At 30-40 gᴦ. three ideological and political trends emerged: reactionary-protective, liberal, and revolutionary-democratic.

The principles of the reactionary-protective direction were expressed in his theory by the Minister of Education S.S. Uvarov. Autocracy, serfdom, Orthodoxy were declared the most important foundations and a guarantee against upheavals and unrest in Russia. The conductors of this theory were professors of Moscow University M.P. Pogodin, S.P. Shevyrev.

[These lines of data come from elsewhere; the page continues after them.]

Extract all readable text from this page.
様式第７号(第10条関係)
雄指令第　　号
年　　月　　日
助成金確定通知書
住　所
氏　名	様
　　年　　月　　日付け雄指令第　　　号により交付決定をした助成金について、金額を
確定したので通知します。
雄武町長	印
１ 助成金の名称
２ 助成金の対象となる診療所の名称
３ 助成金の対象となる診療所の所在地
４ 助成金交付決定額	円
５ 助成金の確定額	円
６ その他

The liberal opposition movement was represented by social movements of Westerners and Slavophiles.

The central idea in the concept of the Slavophiles is the belief in a peculiar way of Russia's development. Thanks to Orthodoxy, harmony has developed in the country between different strata of society. The Slavophiles called for a return to pre-Petrine patriarchy and the true Orthodox faith. They especially criticized reforms of Peter I.

Westernism arose in 30-40 AD. 19th century in the circle of representatives of the nobility and the raznochintsy intelligentsia. Main idea - the concept of community historical development Europe and Russia. Liberal Westerners advocated a constitutional monarchy with guarantees of freedom of speech, press, open court and democracy (T.N. Granovsky, P.N. Kudryavtsev, E.F. Korsh, P.V. Annenkov, V.P. Botkin). They considered the reforming activity of Peter I the beginning of the renewal of old Russia and offered to continue it by carrying out bourgeois reforms.

In the early 40s, the literary circle of M.V. Petrashevsky gained immense popularity, which, over the four years of its existence, was visited by leading representatives of society (M.E. Saltykov-Shchedrin, F.M. Dostoevsky, A.N. Pleshcheev, A. N. Maikov, P. A. Fedotov, M. I. Glinka, P. P. Semenov, A. G. Rubinshtein, N. G. Chernyshevsky, L. N. Tolstoy).

Social movement in Russia in the 30-40s of the XIX century - concept and types. Classification and features of the category "Social movement in Russia in the 30-40s of the XIX century" 2017, 2018.